Spark Builders¶

The spark_connector module provides catalog-specific SparkSession builders. Each builder configures Spark with the correct JARs, extensions, and catalog settings for its backend.

Factory Pattern¶

from poor_man_lakehouse import get_spark_builder, CatalogType

# From enum
builder = get_spark_builder(CatalogType.NESSIE)

# From string
builder = get_spark_builder("lakekeeper")

# Get a configured SparkSession
spark = builder.get_spark_session()

Or use the current catalog from settings:

from poor_man_lakehouse import retrieve_current_spark_session

# Uses settings.CATALOG to determine which builder
spark = retrieve_current_spark_session()

Available Builders¶

NessieCatalogSparkBuilder¶

Uses Nessie's native catalog with git-like versioning.

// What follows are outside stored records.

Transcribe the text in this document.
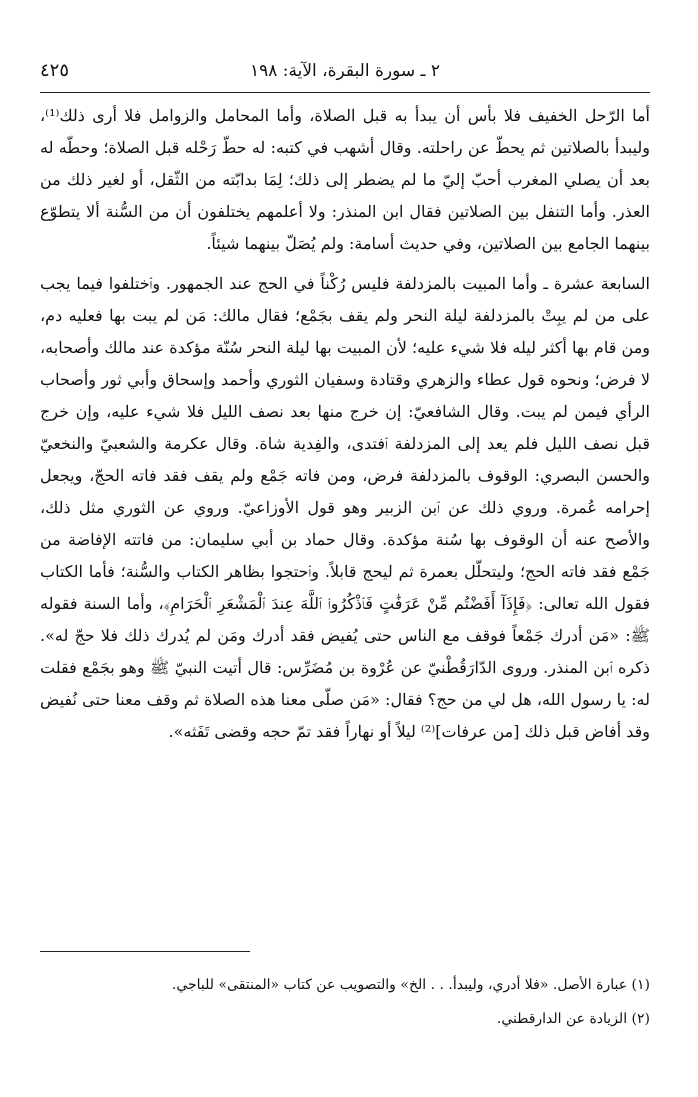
٢ ـ سورة البقرة، الآية: ١٩٨
٤٢٥

أما الرّحل الخفيف فلا بأس أن يبدأ به قبل الصلاة، وأما المحامل والزوامل فلا أرى ذلك⁽¹⁾، وليبدأ بالصلاتين ثم يحطّ عن راحلته. وقال أشهب في كتبه: له حطّ رَحْله قبل الصلاة؛ وحطّه له بعد أن يصلي المغرب أحبّ إليّ ما لم يضطر إلى ذلك؛ لِمَا بدابّته من الثّقل، أو لغير ذلك من العذر. وأما التنفل بين الصلاتين فقال ابن المنذر: ولا أعلمهم يختلفون أن من السُّنة ألا يتطوّع بينهما الجامع بين الصلاتين، وفي حديث أسامة: ولم يُصَلّ بينهما شيئاً.

السابعة عشرة ـ وأما المبيت بالمزدلفة فليس رُكْناً في الحج عند الجمهور. وٱختلفوا فيما يجب على من لم يبِتْ بالمزدلفة ليلة النحر ولم يقف بجَمْع؛ فقال مالك: مَن لم يبت بها فعليه دم، ومن قام بها أكثر ليله فلا شيء عليه؛ لأن المبيت بها ليلة النحر سُنّة مؤكدة عند مالك وأصحابه، لا فرض؛ ونحوه قول عطاء والزهري وقتادة وسفيان الثوري وأحمد وإسحاق وأبي ثور وأصحاب الرأي فيمن لم يبت. وقال الشافعيّ: إن خرج منها بعد نصف الليل فلا شيء عليه، وإن خرج قبل نصف الليل فلم يعد إلى المزدلفة ٱفتدى، والفِدية شاة. وقال عكرمة والشعبيّ والنخعيّ والحسن البصري: الوقوف بالمزدلفة فرض، ومن فاته جَمْع ولم يقف فقد فاته الحجّ، ويجعل إحرامه عُمرة. وروي ذلك عن ٱبن الزبير وهو قول الأوزاعيّ. وروي عن الثوري مثل ذلك، والأصح عنه أن الوقوف بها سُنة مؤكدة. وقال حماد بن أبي سليمان: من فاتته الإفاضة من جَمْع فقد فاته الحج؛ وليتحلّل بعمرة ثم ليحج قابلاً. وٱحتجوا بظاهر الكتاب والسُّنة؛ فأما الكتاب فقول الله تعالى: ﴿فَإِذَآ أَفَضْتُم مِّنْ عَرَفَٰتٍ فَٱذْكُرُوا۟ ٱللَّهَ عِندَ ٱلْمَشْعَرِ ٱلْحَرَامِ﴾، وأما السنة فقوله ﷺ: «مَن أدرك جَمْعاً فوقف مع الناس حتى يُفيض فقد أدرك ومَن لم يُدرك ذلك فلا حجّ له». ذكره ٱبن المنذر. وروى الدّارَقُطْنيّ عن عُرْوة بن مُضَرِّس: قال أتيت النبيّ ﷺ وهو بجَمْع فقلت له: يا رسول الله، هل لي من حج؟ فقال: «مَن صلّى معنا هذه الصلاة ثم وقف معنا حتى نُفيض وقد أفاض قبل ذلك [من عرفات]⁽²⁾ ليلاً أو نهاراً فقد تمّ حجه وقضى تَفَثه».

(١) عبارة الأصل. «فلا أدري، وليبدأ. . . الخ» والتصويب عن كتاب «المنتقى» للباجي.
(٢) الزيادة عن الدارقطني.
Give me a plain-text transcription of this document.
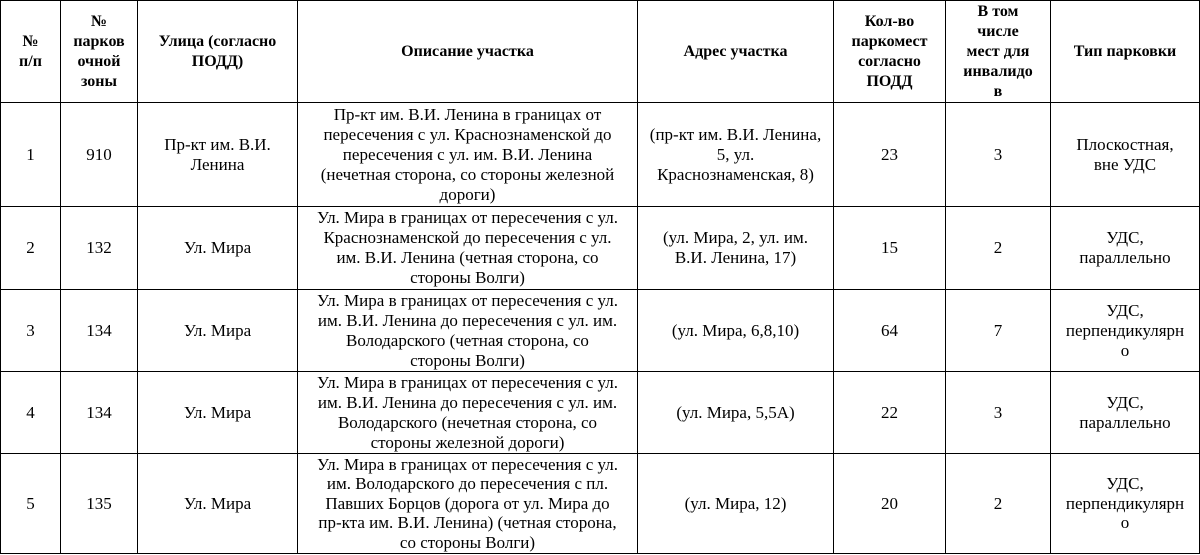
№
п/п	№
парков
очной
зоны	Улица (согласно
ПОДД)	Описание участка	Адрес участка	Кол-во
паркомест
согласно
ПОДД	В том
числе
мест для
инвалидо
в	Тип парковки
1	910	Пр-кт им. В.И.
Ленина	Пр-кт им. В.И. Ленина в границах от
пересечения с ул. Краснознаменской до
пересечения с ул. им. В.И. Ленина
(нечетная сторона, со стороны железной
дороги)	(пр-кт им. В.И. Ленина,
5, ул.
Краснознаменская, 8)	23	3	Плоскостная,
вне УДС
2	132	Ул. Мира	Ул. Мира в границах от пересечения с ул.
Краснознаменской до пересечения с ул.
им. В.И. Ленина (четная сторона, со
стороны Волги)	(ул. Мира, 2, ул. им.
В.И. Ленина, 17)	15	2	УДС,
параллельно
3	134	Ул. Мира	Ул. Мира в границах от пересечения с ул.
им. В.И. Ленина до пересечения с ул. им.
Володарского (четная сторона, со
стороны Волги)	(ул. Мира, 6,8,10)	64	7	УДС,
перпендикулярн
о
4	134	Ул. Мира	Ул. Мира в границах от пересечения с ул.
им. В.И. Ленина до пересечения с ул. им.
Володарского (нечетная сторона, со
стороны железной дороги)	(ул. Мира, 5,5А)	22	3	УДС,
параллельно
5	135	Ул. Мира	Ул. Мира в границах от пересечения с ул.
им. Володарского до пересечения с пл.
Павших Борцов (дорога от ул. Мира до
пр-кта им. В.И. Ленина) (четная сторона,
со стороны Волги)	(ул. Мира, 12)	20	2	УДС,
перпендикулярн
о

builder = get_spark_builder(CatalogType.NESSIE)
spark = builder.get_spark_session()

spark.sql("CREATE TABLE nessie.default.users (id INT, name STRING)")
spark.sql("INSERT INTO nessie.default.users VALUES (1, 'Alice')")

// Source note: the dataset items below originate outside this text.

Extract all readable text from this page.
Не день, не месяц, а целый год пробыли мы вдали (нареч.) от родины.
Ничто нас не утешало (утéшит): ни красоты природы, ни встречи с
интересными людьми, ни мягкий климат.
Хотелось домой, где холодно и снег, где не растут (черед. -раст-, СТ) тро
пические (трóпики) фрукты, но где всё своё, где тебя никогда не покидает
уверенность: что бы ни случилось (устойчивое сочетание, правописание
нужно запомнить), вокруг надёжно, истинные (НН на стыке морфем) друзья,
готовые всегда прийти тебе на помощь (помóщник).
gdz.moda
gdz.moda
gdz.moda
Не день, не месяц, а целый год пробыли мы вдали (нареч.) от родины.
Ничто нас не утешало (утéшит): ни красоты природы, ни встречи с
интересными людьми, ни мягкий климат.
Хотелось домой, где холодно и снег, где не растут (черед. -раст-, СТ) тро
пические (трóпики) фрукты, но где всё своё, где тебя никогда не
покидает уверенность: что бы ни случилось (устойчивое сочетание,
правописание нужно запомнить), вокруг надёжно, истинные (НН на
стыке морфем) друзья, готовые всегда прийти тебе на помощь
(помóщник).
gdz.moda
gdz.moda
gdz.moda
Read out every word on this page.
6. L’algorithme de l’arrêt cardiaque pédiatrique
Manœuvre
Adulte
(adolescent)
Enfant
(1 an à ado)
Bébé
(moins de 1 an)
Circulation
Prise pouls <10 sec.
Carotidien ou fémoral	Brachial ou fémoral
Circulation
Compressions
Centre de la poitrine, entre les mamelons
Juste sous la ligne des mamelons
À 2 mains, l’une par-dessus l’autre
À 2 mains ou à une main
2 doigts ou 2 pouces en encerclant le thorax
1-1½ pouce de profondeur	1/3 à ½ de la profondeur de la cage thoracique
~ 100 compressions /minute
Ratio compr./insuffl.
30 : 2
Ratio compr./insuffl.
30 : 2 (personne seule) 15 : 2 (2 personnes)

LakekeeperCatalogSparkBuilder¶

Uses Lakekeeper's REST catalog interface with credential vending (no static S3 keys in Spark config).

builder = get_spark_builder(CatalogType.LAKEKEEPER)
spark = builder.get_spark_session()

spark.sql("SELECT * FROM lakekeeper.default.users").show()

Note

Lakekeeper always uses "lakekeeper" as the catalog name, regardless of CATALOG_NAME setting.

PostgresCatalogSparkBuilder¶

Uses PostgreSQL as the Iceberg catalog backend via JDBC. This is the tested and recommended implementation for local development.

builder = get_spark_builder(CatalogType.POSTGRES)
spark = builder.get_spark_session()

GlueCatalogSparkBuilder¶

Uses AWS Glue as the Iceberg catalog backend. Credentials are resolved via the AWS default credential chain (env vars, ~/.aws/credentials, IAM role) -- no static S3 keys in Spark config.

builder = get_spark_builder(CatalogType.GLUE)
spark = builder.get_spark_session()

Optionally set GLUE_CATALOG_ID for cross-account Glue access.

Supported Catalog Types¶

Enum Value	String	Builder Class	Credential Handling
`CatalogType.POSTGRES`	`"postgres"`	`PostgresCatalogSparkBuilder`	Static S3 keys from settings
`CatalogType.NESSIE`	`"nessie"`	`NessieCatalogSparkBuilder`	Static S3 keys from settings
`CatalogType.LAKEKEEPER`	`"lakekeeper"`	`LakekeeperCatalogSparkBuilder`	Credential vending (no static keys)
`CatalogType.GLUE`	`"glue"`	`GlueCatalogSparkBuilder`	AWS credential chain (no static keys)

Common Configuration¶

All builders share:

Iceberg runtime (4.0 for Scala 2.13, version 1.10.1)
Delta Lake via configure_spark_with_delta_pip
Hadoop AWS for S3/MinIO access
Nessie Spark extensions for git-like operations
PostgreSQL JDBC driver for catalog metadata

The JARs are resolved via Maven/Ivy at session creation time.

Custom App Name¶

builder = get_spark_builder(CatalogType.NESSIE)
builder._app_name = "My Custom App"
spark = builder.get_spark_session()

Spark Cluster¶

When using the Docker Spark cluster (just up spark), set:

SPARK_MASTER="spark://localhost:7077"
SPARK_DRIVER_HOST="172.18.0.1"  # Docker bridge gateway IP
SPARK_DRIVER_PORT=7001
SPARK_DRIVER_BLOCK_MANAGER_PORT=7002

For local mode (no cluster):

SPARK_MASTER="local[*]"

See the Spark Cluster guide for details on the Docker-based Spark standalone cluster.